Received 14 March 2014; Revised 22 May 2014; Accepted 22 May 2014; Published 6 July 2014

Academic Editor: Zhongkui Hong

Copyright © 2014 Mayra Angélica Alvarez Lemus et al. This is an open access article distributed under the Creative Commons Attribution License, which permits unrestricted use, distribution, and reproduction in any medium, provided the original work is properly cited.
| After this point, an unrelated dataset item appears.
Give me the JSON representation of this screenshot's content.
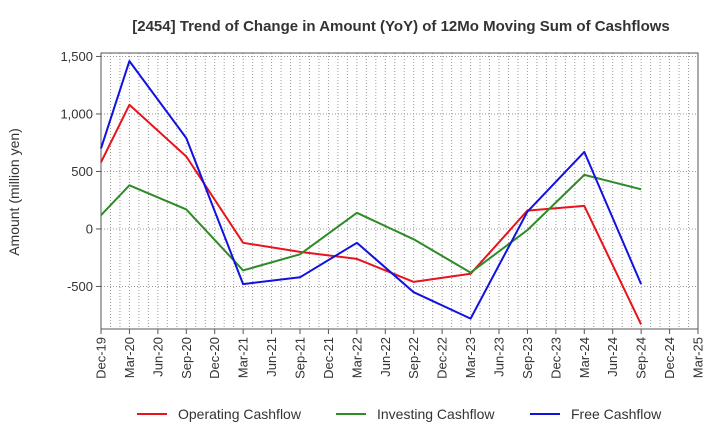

Pentoxifylline (PTX) is a xanthine derivative, with hemorrheologic properties, that has been useful in the treatment of several diseases. However, a conventional route of administration implies high doses, what is unnecessary to the organism, seriously increasing the risk of toxicity because of side effects. Because of the facility to modify their surface, sol-gel materials have proved to be suitable reservoirs for a variety of molecules for biological applications. In this work we prepared alcohol-free SiO2 material by the sol-gel process using acetic acid as surface modifier and hydrolysis catalyst, the alkoxide/water ratio (Rw) used was 1/16, and tetraethylorthosilicate was used as SiO2 precursor. Spectroscopic characterization was carried out by means of FTIR-ATR and UV-Visible spectroscopies; the results confirmed the presence of the drug and interactions between sol-gel matrix and PTX. BET specific surface area values of the sol-gel materials were 365 and 462 m2/g for SiO2 and PTX-SiO2, respectively. Synthesized SiO2 nanoparticles showed efficient entrapment of PTX since a controlled release of 83% of drug content was reached.